From the United States Holocaust Memorial Museum website: “by 1900 the majority of—-though by no means all-—German Jews lived in big cities. In 1910, 60 percent of German Jews lived in urban areas with more than 100,000 inhabitants. In 1933 more than 70 percent of German Jews resided in cities.”
From The Wiener Holocaust Library: “In Western Europe, there were also many sizeable Jewish communities, with 300,000 Jews living in Britain, and 565,000 living in Germany, for example. Here, most Jews were assimilated into the culture of the country in which they lived”
One example they use was Gerty Simon, a photographer in Berlin. “In Berlin in the 1920s and 1930s, Simon had many prominent and notable subjects, such as Albert Einstein, Alfred Kerr and his daughter Judith Kerr, and Käthe Kollwitz. Simon was part of the thriving cultural scene in Berlin and photographed many of its leading lights such as actress Lotte Lenya and artist Renée Sintenis. When the Nazis rose to power in 1933, Simon found herself at particular risk of persecution, because of her religion (she was a Jew) and because many of the people that she photographed were socialists or anti-fascists who were opposed to the Nazis. Gerty Simon emigrated to Britain in 1933 with her son Bernard, whose school had also been relocated.”

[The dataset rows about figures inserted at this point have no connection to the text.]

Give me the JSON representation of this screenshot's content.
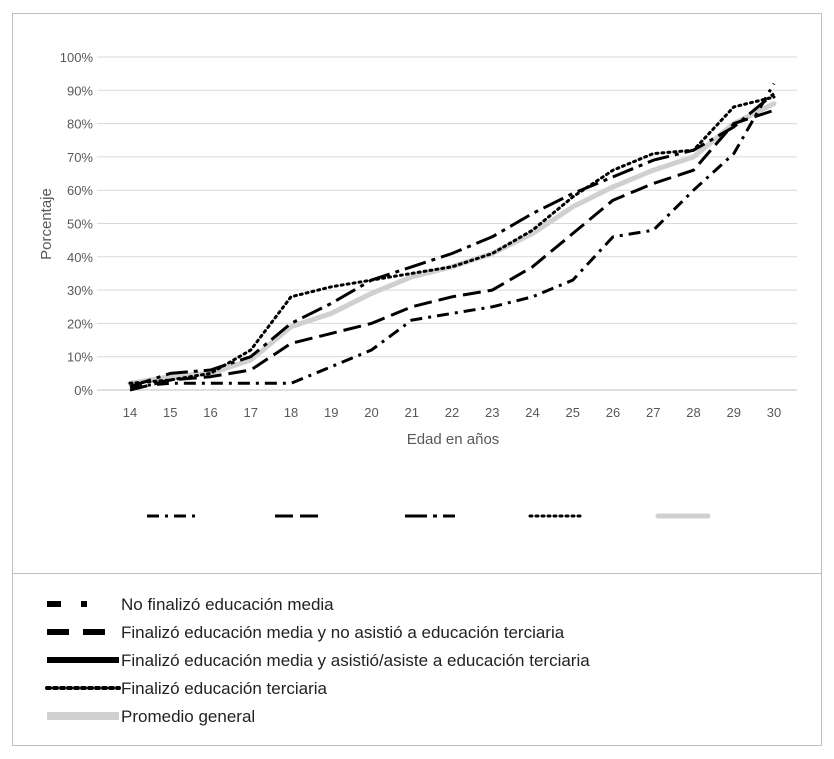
{
  "chart_data": {
    "type": "line",
    "title": "",
    "xlabel": "Edad en años",
    "ylabel": "Porcentaje",
    "x": [
      14,
      15,
      16,
      17,
      18,
      19,
      20,
      21,
      22,
      23,
      24,
      25,
      26,
      27,
      28,
      29,
      30
    ],
    "ylim": [
      0,
      1
    ],
    "yticks": [
      "0%",
      "10%",
      "20%",
      "30%",
      "40%",
      "50%",
      "60%",
      "70%",
      "80%",
      "90%",
      "100%"
    ],
    "grid": true,
    "legend_position": "bottom",
    "series": [
      {
        "name": "No finalizó educación media",
        "style": "dash-dot",
        "color": "#000000",
        "values": [
          0.01,
          0.02,
          0.02,
          0.02,
          0.02,
          0.07,
          0.12,
          0.21,
          0.23,
          0.25,
          0.28,
          0.33,
          0.46,
          0.48,
          0.6,
          0.71,
          0.92
        ]
      },
      {
        "name": "Finalizó educación media y no asistió a educación terciaria",
        "style": "long-dash",
        "color": "#000000",
        "values": [
          0.0,
          0.03,
          0.04,
          0.06,
          0.14,
          0.17,
          0.2,
          0.25,
          0.28,
          0.3,
          0.37,
          0.47,
          0.57,
          0.62,
          0.66,
          0.8,
          0.84
        ]
      },
      {
        "name": "Finalizó educación media y asistió/asiste a educación terciaria",
        "style": "dash-dot-long",
        "color": "#000000",
        "values": [
          0.01,
          0.05,
          0.06,
          0.1,
          0.2,
          0.26,
          0.33,
          0.37,
          0.41,
          0.46,
          0.53,
          0.59,
          0.64,
          0.69,
          0.72,
          0.79,
          0.89
        ]
      },
      {
        "name": "Finalizó educación terciaria",
        "style": "dotted",
        "color": "#000000",
        "values": [
          0.02,
          0.03,
          0.05,
          0.12,
          0.28,
          0.31,
          0.33,
          0.35,
          0.37,
          0.41,
          0.48,
          0.58,
          0.66,
          0.71,
          0.72,
          0.85,
          0.88
        ]
      },
      {
        "name": "Promedio general",
        "style": "solid-thick",
        "color": "#d0d0d0",
        "values": [
          0.02,
          0.04,
          0.05,
          0.09,
          0.19,
          0.23,
          0.29,
          0.34,
          0.37,
          0.41,
          0.47,
          0.55,
          0.61,
          0.66,
          0.7,
          0.8,
          0.86
        ]
      }
    ]
  }
}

But, yes, you are the second person to take issue with the phrasing I used. So I should change it. Obviously it’s not ideal lol.
We were curious about why you didn’t talk about the book that ass read to his daughters. The story of Hansel and Gretel and the witch being burden in the oven must have been significant. Please tell us about that
The short answer is that I got back from the theater and there’s only so much that stays in my head lol. Now that you mention it, I do remember telling myself to remember that. Specifically because of the oven. But then completely forgot.
I think the answer here is the most obvious one. It’s ties to the obliviousness that the family has to have to live how they do. In the story, the villain is the one who puts people in the oven. Yet here they read this story without seemingly ever considering that they’re the “witch”. There’s that mental wall that’s as tall and effective as the real wall that divides the quaint home-life with the horrors on the concentration camp.
Sorry, but you’re just wrong. Inaccurate. The Hoss family adults aren’t playing ignorant to what’s happening next door, they’re active participants. They choose to benefit from it. Hoss works inside the camp every day. Hedwig makes flippant comments about “the Jews over the wall” and how clever they are for hiding diamonds in toothpaste. She loves t getting clothes, lipstick and fur coats taken from the inhabitants. She is very well aware and enthusiastic about the murder going on in the camp.